Data stream modeling and query execution

  • We developed and implemented a model of the data that streams from the Select clause through result operators (being transformed in that process) and finally out of the QueryModel. This data is represented in an abstract form as IStreamedDataInfo objects, concrete data values are represented as IStreamedData objects. You can obtain the data info via QueryModel.GetOutputDataInfo(); this replaces QueryModel.GetResultType().
  • Based on IStreamedData, we improved the ExecuteInMemory facilities of the result operators. This means that a LINQ provider based on re-linq can now easily execute result operators in memory that it can’t translate to its destination query language. This should of course be used very carefully, as fetching all data in memory and then filtering it there might quickly become very inefficient. However, it’s a quick way to get started.
  • We eliminated IExecutionStrategy. Executing queries is now performed by QueryModel.Execute() in conjunction with IStreamedDataInfo.
  • We refactored IQueryExecutor, there’s now an additional ExecuteSingle() method for queries that end with a single-item result operator, such as First, Last, Single, Min or Max.

Group-By support

  • We added support for GroupBy. We regard group operations as result operators, i.e. they are attached to a QueryModel and executed on the query’s result set. GroupBy is interesting insofar as it is the only query operator (yet) that also acts as a query item source. This means that a result operator following a GroupOperator (for example another GroupOperator) will have the IGroupings produced by the GroupOperator as its input.
  • In order to support GroupOperator.ExecuteInMemory(), we’ve developed a reverse resolver. This takes a resolved expression such as [student].Name (where [student] is a reference to a query item source) as well as the structure of the data streaming into the GroupOperator (e.g. new { [student], [course] }) and produces a LambdaExpression that evaluates the expression when passed an input item. We call this reverse resolving because its exactly the opposite of what our field access resolution mechanism does when a LINQ query is parsed.
    If now you ask why we implemented this even though the information is available when parsing queries before we resolve expressions, well, the answer is simple: we have a transformable query model. You can easily append a new GroupOperator or change the selector of a SelectClause at runtime. This means that we cannot just keep the information we have from parsing – that information might be completely outdated. So we have to recalculate the LambdaExpressions if we want to perform an ExecuteInMemory operation.

Eager fetching

  • We rewrote eager fetching. Eager fetch requests are now represented by result operators attached to the QueryModel. The ad-hoc fetchRequests parameters passed to IQueryExecutor are gone; instead, FetchFilteringQueryModelVisitor should be used to extract fetch requests from a QueryModel (if a query executor supports eager fetching).
  • The query methods representing the entry points to eager fetching were moved to re-store. For users of re-linq, this means that eager fetching is now an opt-in functionality: just provide the respective query methods if you want to support eager fetching. Otherwise, don’t.

Other query methods

  • We implemented support for the Join and GroupJoin query methods.
  • We now also support Enumerable’s query methods.

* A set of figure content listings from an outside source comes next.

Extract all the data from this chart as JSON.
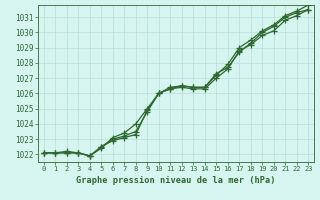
{
  "title": "Graphe pression niveau de la mer (hPa)",
  "background_color": "#d6f5f0",
  "grid_color": "#b8ddd4",
  "line_color": "#2d6a2d",
  "marker_color": "#2d6a2d",
  "xlim": [
    -0.5,
    23.5
  ],
  "ylim": [
    1021.5,
    1031.8
  ],
  "yticks": [
    1022,
    1023,
    1024,
    1025,
    1026,
    1027,
    1028,
    1029,
    1030,
    1031
  ],
  "xticks": [
    0,
    1,
    2,
    3,
    4,
    5,
    6,
    7,
    8,
    9,
    10,
    11,
    12,
    13,
    14,
    15,
    16,
    17,
    18,
    19,
    20,
    21,
    22,
    23
  ],
  "series": [
    [
      1022.1,
      1022.1,
      1022.1,
      1022.1,
      1021.9,
      1022.5,
      1022.9,
      1023.1,
      1023.3,
      1024.9,
      1026.0,
      1026.4,
      1026.5,
      1026.4,
      1026.4,
      1027.3,
      1027.7,
      1028.7,
      1029.3,
      1030.0,
      1030.4,
      1031.0,
      1031.3,
      1031.5
    ],
    [
      1022.1,
      1022.1,
      1022.1,
      1022.1,
      1021.9,
      1022.5,
      1023.0,
      1023.2,
      1023.5,
      1024.8,
      1026.0,
      1026.3,
      1026.5,
      1026.4,
      1026.4,
      1027.2,
      1027.9,
      1029.0,
      1029.5,
      1030.1,
      1030.5,
      1031.1,
      1031.4,
      1031.8
    ],
    [
      1022.1,
      1022.1,
      1022.2,
      1022.1,
      1021.9,
      1022.4,
      1023.1,
      1023.4,
      1024.0,
      1025.0,
      1026.0,
      1026.3,
      1026.4,
      1026.3,
      1026.3,
      1027.0,
      1027.6,
      1028.8,
      1029.2,
      1029.8,
      1030.1,
      1030.8,
      1031.1,
      1031.5
    ]
  ]
}
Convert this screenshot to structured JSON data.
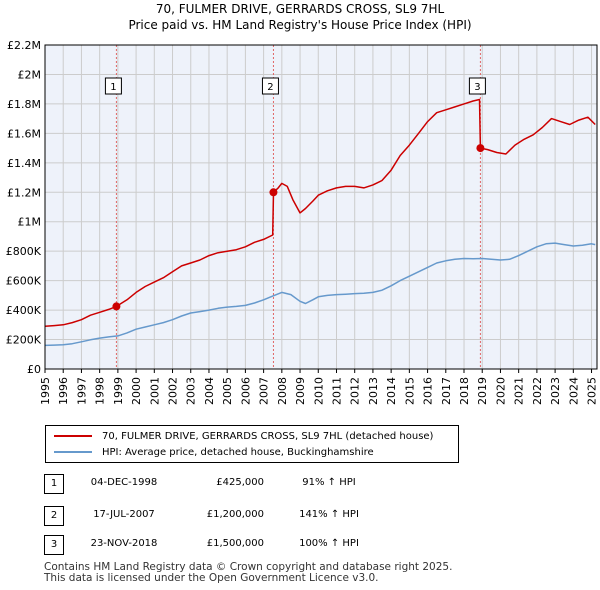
{
  "title_line1": "70, FULMER DRIVE, GERRARDS CROSS, SL9 7HL",
  "title_line2": "Price paid vs. HM Land Registry's House Price Index (HPI)",
  "colors": {
    "property": "#cc0000",
    "hpi": "#6699cc",
    "grid": "#cccccc",
    "plot_bg": "#eef2fa",
    "marker_line": "#e06666"
  },
  "legend": {
    "property_label": "70, FULMER DRIVE, GERRARDS CROSS, SL9 7HL (detached house)",
    "hpi_label": "HPI: Average price, detached house, Buckinghamshire"
  },
  "transactions": [
    {
      "num": "1",
      "date": "04-DEC-1998",
      "price": "£425,000",
      "hpi": "91% ↑ HPI"
    },
    {
      "num": "2",
      "date": "17-JUL-2007",
      "price": "£1,200,000",
      "hpi": "141% ↑ HPI"
    },
    {
      "num": "3",
      "date": "23-NOV-2018",
      "price": "£1,500,000",
      "hpi": "100% ↑ HPI"
    }
  ],
  "footer_line1": "Contains HM Land Registry data © Crown copyright and database right 2025.",
  "footer_line2": "This data is licensed under the Open Government Licence v3.0.",
  "chart_data": {
    "type": "line",
    "title": "70, FULMER DRIVE, GERRARDS CROSS, SL9 7HL — Price paid vs. HM Land Registry's House Price Index (HPI)",
    "xlabel": "",
    "ylabel": "",
    "xlim": [
      1995,
      2025.3
    ],
    "ylim": [
      0,
      2200000
    ],
    "yticks": [
      0,
      200000,
      400000,
      600000,
      800000,
      1000000,
      1200000,
      1400000,
      1600000,
      1800000,
      2000000,
      2200000
    ],
    "ytick_labels": [
      "£0",
      "£200K",
      "£400K",
      "£600K",
      "£800K",
      "£1M",
      "£1.2M",
      "£1.4M",
      "£1.6M",
      "£1.8M",
      "£2M",
      "£2.2M"
    ],
    "xticks": [
      1995,
      1996,
      1997,
      1998,
      1999,
      2000,
      2001,
      2002,
      2003,
      2004,
      2005,
      2006,
      2007,
      2008,
      2009,
      2010,
      2011,
      2012,
      2013,
      2014,
      2015,
      2016,
      2017,
      2018,
      2019,
      2020,
      2021,
      2022,
      2023,
      2024,
      2025
    ],
    "grid": true,
    "sales": [
      {
        "label": "1",
        "x": 1998.92,
        "y": 425000
      },
      {
        "label": "2",
        "x": 2007.54,
        "y": 1200000
      },
      {
        "label": "3",
        "x": 2018.9,
        "y": 1500000
      }
    ],
    "series": [
      {
        "name": "70, FULMER DRIVE, GERRARDS CROSS, SL9 7HL (detached house)",
        "x": [
          1995,
          1995.5,
          1996,
          1996.5,
          1997,
          1997.5,
          1998,
          1998.5,
          1998.92,
          1999.5,
          2000,
          2000.5,
          2001,
          2001.5,
          2002,
          2002.5,
          2003,
          2003.5,
          2004,
          2004.5,
          2005,
          2005.5,
          2006,
          2006.5,
          2007,
          2007.5,
          2007.54,
          2007.8,
          2008,
          2008.3,
          2008.6,
          2009,
          2009.3,
          2009.7,
          2010,
          2010.5,
          2011,
          2011.5,
          2012,
          2012.5,
          2013,
          2013.5,
          2014,
          2014.5,
          2015,
          2015.5,
          2016,
          2016.5,
          2017,
          2017.5,
          2018,
          2018.5,
          2018.85,
          2018.9,
          2019.3,
          2019.8,
          2020.3,
          2020.8,
          2021.3,
          2021.8,
          2022.3,
          2022.8,
          2023.3,
          2023.8,
          2024.3,
          2024.8,
          2025.2
        ],
        "values": [
          290000,
          295000,
          300000,
          315000,
          335000,
          365000,
          385000,
          405000,
          425000,
          470000,
          520000,
          560000,
          590000,
          620000,
          660000,
          700000,
          720000,
          740000,
          770000,
          790000,
          800000,
          810000,
          830000,
          860000,
          880000,
          910000,
          1200000,
          1230000,
          1260000,
          1240000,
          1150000,
          1060000,
          1090000,
          1140000,
          1180000,
          1210000,
          1230000,
          1240000,
          1240000,
          1230000,
          1250000,
          1280000,
          1350000,
          1450000,
          1520000,
          1600000,
          1680000,
          1740000,
          1760000,
          1780000,
          1800000,
          1820000,
          1830000,
          1500000,
          1490000,
          1470000,
          1460000,
          1520000,
          1560000,
          1590000,
          1640000,
          1700000,
          1680000,
          1660000,
          1690000,
          1710000,
          1660000
        ]
      },
      {
        "name": "HPI: Average price, detached house, Buckinghamshire",
        "x": [
          1995,
          1995.5,
          1996,
          1996.5,
          1997,
          1997.5,
          1998,
          1998.5,
          1999,
          1999.5,
          2000,
          2000.5,
          2001,
          2001.5,
          2002,
          2002.5,
          2003,
          2003.5,
          2004,
          2004.5,
          2005,
          2005.5,
          2006,
          2006.5,
          2007,
          2007.5,
          2008,
          2008.5,
          2009,
          2009.3,
          2009.7,
          2010,
          2010.5,
          2011,
          2011.5,
          2012,
          2012.5,
          2013,
          2013.5,
          2014,
          2014.5,
          2015,
          2015.5,
          2016,
          2016.5,
          2017,
          2017.5,
          2018,
          2018.5,
          2019,
          2019.5,
          2020,
          2020.5,
          2021,
          2021.5,
          2022,
          2022.5,
          2023,
          2023.5,
          2024,
          2024.5,
          2025,
          2025.2
        ],
        "values": [
          160000,
          162000,
          165000,
          172000,
          185000,
          198000,
          210000,
          218000,
          225000,
          245000,
          270000,
          285000,
          300000,
          315000,
          335000,
          360000,
          380000,
          390000,
          400000,
          412000,
          420000,
          425000,
          432000,
          448000,
          470000,
          495000,
          520000,
          505000,
          460000,
          445000,
          470000,
          490000,
          500000,
          505000,
          508000,
          512000,
          515000,
          520000,
          535000,
          565000,
          600000,
          630000,
          660000,
          690000,
          720000,
          735000,
          745000,
          750000,
          748000,
          750000,
          745000,
          740000,
          745000,
          770000,
          800000,
          830000,
          850000,
          855000,
          845000,
          835000,
          840000,
          850000,
          845000
        ]
      }
    ]
  }
}
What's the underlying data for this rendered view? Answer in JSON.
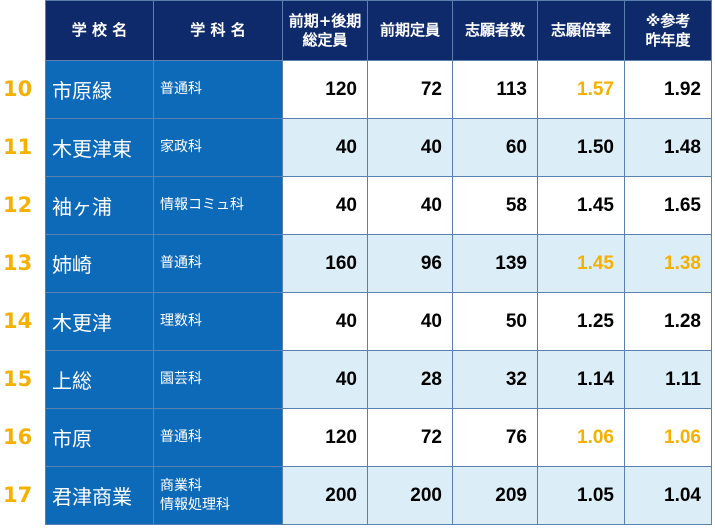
{
  "headers": [
    "学 校 名",
    "学 科 名",
    "前期+後期\n総定員",
    "前期定員",
    "志願者数",
    "志願倍率",
    "※参考\n昨年度"
  ],
  "rows": [
    {
      "rank": "10",
      "school": "市原緑",
      "dept": "普通科",
      "total": "120",
      "early": "72",
      "applicants": "113",
      "ratio": "1.57",
      "prev": "1.92",
      "style": "blue",
      "hl_ratio": true,
      "hl_prev": false
    },
    {
      "rank": "11",
      "school": "木更津東",
      "dept": "家政科",
      "total": "40",
      "early": "40",
      "applicants": "60",
      "ratio": "1.50",
      "prev": "1.48",
      "style": "light",
      "hl_ratio": false,
      "hl_prev": false
    },
    {
      "rank": "12",
      "school": "袖ヶ浦",
      "dept": "情報コミュ科",
      "total": "40",
      "early": "40",
      "applicants": "58",
      "ratio": "1.45",
      "prev": "1.65",
      "style": "blue",
      "hl_ratio": false,
      "hl_prev": false
    },
    {
      "rank": "13",
      "school": "姉崎",
      "dept": "普通科",
      "total": "160",
      "early": "96",
      "applicants": "139",
      "ratio": "1.45",
      "prev": "1.38",
      "style": "light",
      "hl_ratio": true,
      "hl_prev": true
    },
    {
      "rank": "14",
      "school": "木更津",
      "dept": "理数科",
      "total": "40",
      "early": "40",
      "applicants": "50",
      "ratio": "1.25",
      "prev": "1.28",
      "style": "blue",
      "hl_ratio": false,
      "hl_prev": false
    },
    {
      "rank": "15",
      "school": "上総",
      "dept": "園芸科",
      "total": "40",
      "early": "28",
      "applicants": "32",
      "ratio": "1.14",
      "prev": "1.11",
      "style": "light",
      "hl_ratio": false,
      "hl_prev": false
    },
    {
      "rank": "16",
      "school": "市原",
      "dept": "普通科",
      "total": "120",
      "early": "72",
      "applicants": "76",
      "ratio": "1.06",
      "prev": "1.06",
      "style": "blue",
      "hl_ratio": true,
      "hl_prev": true
    },
    {
      "rank": "17",
      "school": "君津商業",
      "dept": "商業科\n情報処理科",
      "total": "200",
      "early": "200",
      "applicants": "209",
      "ratio": "1.05",
      "prev": "1.04",
      "style": "light",
      "hl_ratio": false,
      "hl_prev": false
    }
  ],
  "colors": {
    "header_bg": "#0e2a6b",
    "name_bg": "#0d6ab8",
    "light_row": "#dbeef7",
    "highlight": "#f5b000"
  }
}
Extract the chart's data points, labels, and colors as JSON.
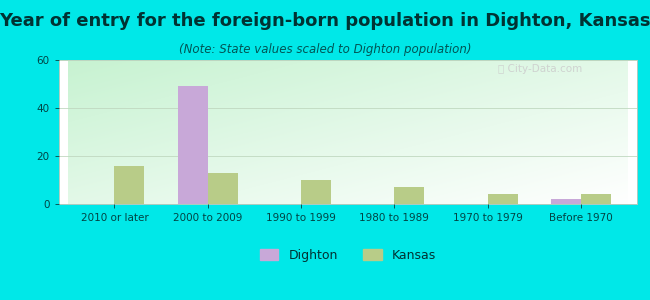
{
  "title": "Year of entry for the foreign-born population in Dighton, Kansas",
  "subtitle": "(Note: State values scaled to Dighton population)",
  "categories": [
    "2010 or later",
    "2000 to 2009",
    "1990 to 1999",
    "1980 to 1989",
    "1970 to 1979",
    "Before 1970"
  ],
  "dighton_values": [
    0,
    49,
    0,
    0,
    0,
    2
  ],
  "kansas_values": [
    16,
    13,
    10,
    7,
    4,
    4
  ],
  "dighton_color": "#c8a8d8",
  "kansas_color": "#b8cc88",
  "ylim": [
    0,
    60
  ],
  "yticks": [
    0,
    20,
    40,
    60
  ],
  "background_color": "#00e8e8",
  "bar_width": 0.32,
  "title_fontsize": 13,
  "subtitle_fontsize": 8.5,
  "tick_fontsize": 7.5,
  "legend_fontsize": 9
}
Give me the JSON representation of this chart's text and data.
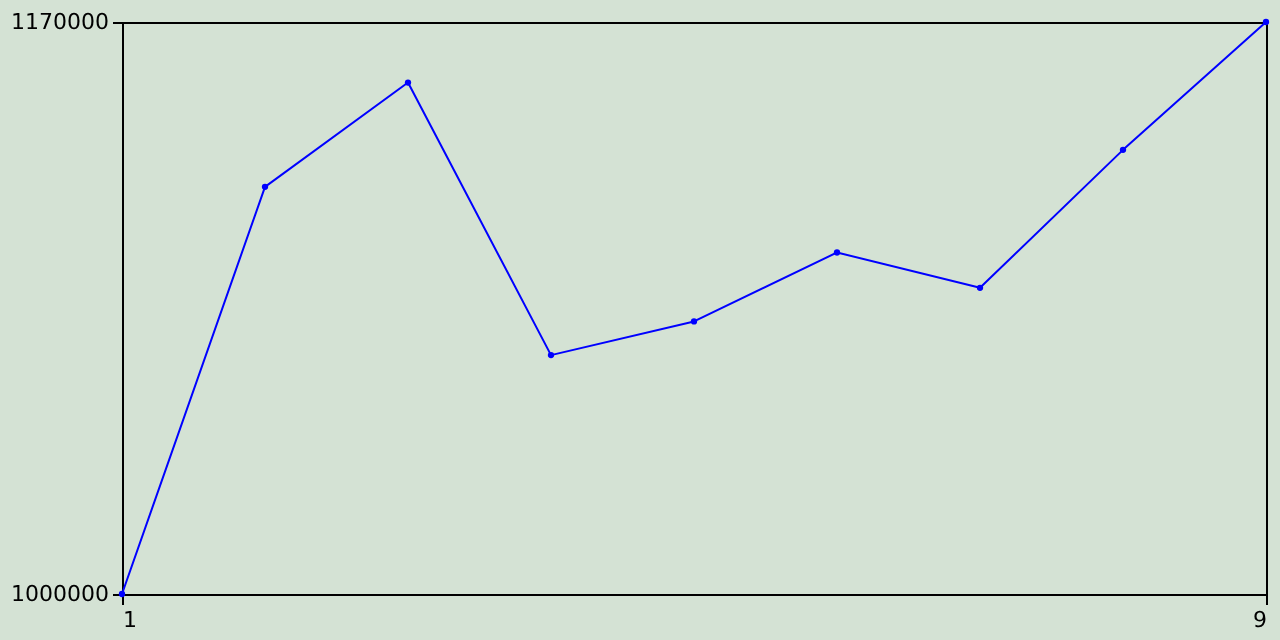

This means that expressions such as from expressions or a where conditions that use Enumerable.Select() or similar methods are now parsed as subqueries.

Other refactorings

  • We restructured the classes in the Remotion.Data.Linq namespace. We moved our Data Model as well as everything related to SQL generation to a Backend sub-namespace. The classes in this namespace are only relevant to LINQ providers producing SQL (such as the one for re-store).
  • We did lots of other, minor refactorings.
  • And we also fixed a few conceptual bugs.

Wow, that’s a long list. But we had nearly four weeks, and we did use them well, I think.